Having a child go away to college for the first time—or return to campus after a long holiday—is usually met with both pride and concern.
As a student packs their belongings for this new adventure—laptops, iPod, smartphone, clothing, furniture—their parents’ first thought may be: What’s ahead for them in the coming school session?
While most families can think of at least one thing to worry about while their kids or grandkids are away from home, it’s rarely: Will my insurance cover their belongings or electronic devices if they get stolen? Or: What if they are in a car accident?

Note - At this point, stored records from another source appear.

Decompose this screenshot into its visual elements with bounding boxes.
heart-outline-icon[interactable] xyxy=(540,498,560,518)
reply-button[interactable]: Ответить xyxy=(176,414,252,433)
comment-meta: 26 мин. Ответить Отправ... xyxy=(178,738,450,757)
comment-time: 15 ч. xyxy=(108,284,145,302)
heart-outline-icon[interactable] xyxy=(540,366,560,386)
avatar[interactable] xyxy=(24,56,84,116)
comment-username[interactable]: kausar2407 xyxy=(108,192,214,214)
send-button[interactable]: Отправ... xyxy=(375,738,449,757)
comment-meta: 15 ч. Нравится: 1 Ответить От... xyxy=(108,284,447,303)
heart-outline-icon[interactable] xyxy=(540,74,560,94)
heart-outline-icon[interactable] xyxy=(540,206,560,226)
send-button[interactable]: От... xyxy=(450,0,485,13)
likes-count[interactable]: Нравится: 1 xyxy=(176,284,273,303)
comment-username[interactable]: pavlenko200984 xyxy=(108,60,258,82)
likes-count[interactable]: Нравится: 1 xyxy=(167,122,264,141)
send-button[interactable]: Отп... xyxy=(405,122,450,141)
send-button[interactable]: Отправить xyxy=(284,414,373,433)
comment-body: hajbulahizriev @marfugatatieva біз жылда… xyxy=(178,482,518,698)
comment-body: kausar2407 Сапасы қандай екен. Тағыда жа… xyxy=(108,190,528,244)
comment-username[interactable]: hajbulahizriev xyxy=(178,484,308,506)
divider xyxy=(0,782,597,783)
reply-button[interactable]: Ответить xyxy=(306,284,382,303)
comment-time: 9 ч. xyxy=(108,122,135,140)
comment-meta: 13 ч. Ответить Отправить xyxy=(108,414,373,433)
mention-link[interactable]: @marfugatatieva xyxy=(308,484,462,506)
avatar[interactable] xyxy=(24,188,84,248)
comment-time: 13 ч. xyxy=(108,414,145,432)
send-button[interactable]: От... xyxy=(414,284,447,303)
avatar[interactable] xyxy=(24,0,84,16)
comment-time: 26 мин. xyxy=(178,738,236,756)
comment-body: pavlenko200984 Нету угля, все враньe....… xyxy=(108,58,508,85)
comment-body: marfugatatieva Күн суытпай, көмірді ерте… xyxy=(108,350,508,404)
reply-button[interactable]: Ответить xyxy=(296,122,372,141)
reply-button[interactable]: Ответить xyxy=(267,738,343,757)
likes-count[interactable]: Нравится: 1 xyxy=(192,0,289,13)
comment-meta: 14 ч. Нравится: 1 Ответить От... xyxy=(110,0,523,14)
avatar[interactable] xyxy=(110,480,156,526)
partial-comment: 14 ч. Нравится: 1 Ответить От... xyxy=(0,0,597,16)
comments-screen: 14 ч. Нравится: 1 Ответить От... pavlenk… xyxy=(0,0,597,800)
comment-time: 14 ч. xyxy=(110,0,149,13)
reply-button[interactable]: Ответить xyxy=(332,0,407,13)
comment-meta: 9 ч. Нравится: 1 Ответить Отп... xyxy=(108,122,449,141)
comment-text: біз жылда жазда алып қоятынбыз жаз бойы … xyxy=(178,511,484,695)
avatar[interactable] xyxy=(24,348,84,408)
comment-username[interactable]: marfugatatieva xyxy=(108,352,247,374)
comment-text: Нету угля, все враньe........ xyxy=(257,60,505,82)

Consider these statistics on the real concerns that students face today:
- In 2010, 97% of crimes reported to campus police were property crimes, according to the FBI
- According to U.S. News, at several universities, up to 98% of students bring cars to campus with them
- Adults between 18 to 29 are much more likely to drive while drowsy compared to other age groups according to the National Sleep Foundation
- Attacks while students are studying abroad are a risk
So before a student becomes immersed in their new studies, new friends and the many opportunities coming his or her way, it’s important that parents do some homework of their own: review their current home and auto insurance policies to be sure their student is covered while away at college, and find out what coverage exists abroad, if needed.
Property Coverage While a College Student is Away
Does a homeowner’s policy cover theft, fire, or liability incidents a child faces while away at school?
The good news is as long as the student is still considered a member of their parents’ household, is going to school full-time and under the age of 24, a homeowner’s policy should extend to a child’s new location when living on campus. But a parent will still want to assess everything their student will be taking with them—electronics, sports equipment, jewelry, and other valuables—to confirm whether or not they need extra protection.
Sometimes there are special limits on personal property coverage while away from home. Most homeowner’s policies will provide coverage up to 10% of the personal property limit for a child’s belongings while at their new location.
If a student is living off campus, coverage can get tricky. In these instances, a request to add the new living location to the homeowner’s liability policy is recommended. However, a landlord may require the student have renters insurance under their own name. A renters insurance policy is one of the best ways to protect a student’s property and liability at a reasonable cost.
If a student is going away to school in a different state, coverage may not travel with them, further investigation may be required.
For tips parents can share with students on protecting valuables while away, check out this article at Consumer Reports.
Auto Coverage While a College Student is Away
Parents should review their auto insurance program. Whether or not their student will be bringing a car to school, a coverage review is important at this time.
If a student doesn’t take a car with them on campus, it’s a good idea to still keep them listed as a driver on their parents’ auto policy. Generally speaking, this will ensure the student is covered for driving incidents when they return home for a weekend, as a passenger in somebody else’s car or a driver in someone else’s car.
Keeping a child listed as an occasional driver on an auto policy while away at school reduces costs, and provides continuous auto protection for them while they are away. If they are considered a good student, there are also additional savings.
Another important auto concern to discuss with students is when they drive someone else’s car while they are away.
For coverage to be applicable at the time of an accident, most auto insurance programs require permissive use to drive a non-owned vehicle. However, this permission must be given by the person who is the named insured on the auto insurance policy in order for there to be coverage.
In most cases, it would be the parents who own the car who must give permission and not the student. So students need to be educated about the risks involved in driving someone else’s car while they are away.
When a child does take a car that’s registered in their parents’ name, they should also notify their auto broker of the new garaging address.
Having continuous auto coverage provides additional savings for students when they are ready to purchase a vehicle of their own. They can show that there wasn’t any gap in their insurance protection versus being rated as a brand new driver.
(When kids do in fact hold the title to a vehicle, they need to obtain their own auto insurance coverage to properly protect them from all losses.)
A final note: When a student is away at college in another state, it’s important to understand that state’s minimum liability requirements for auto insurance, and whether or not additional protection is needed.
In California, the minimum coverage required for auto programs is only $15,000 per person, $30,000 per accident. If a student was headed to New York, for example, it is important to find out the additional insurance required by New York to confirm the California auto policy covers their state minimum requirements.
Insurance Coverage While a College Student is Abroad
If a student is studying internationally, travel and medical insurance is available that allows them to have coverage when their US policy presents a gap.
This coverage will protect a student while they are abroad for medical injuries, as well as offer applications they can download on their phone that highlight local doctors, hospitals, etc. within their coverage area. Most US insurance programs do not offer coverage internationally, so it is critical to review the medical coverage offered for clarity before they leave.
Insurance is generally the last thing parents think about when their child goes off to college. Making the time to speak with their insurance agent or broker regarding a student’s new exposures before they leave will help them better understand if there are any gaps in coverage, and options for protecting family.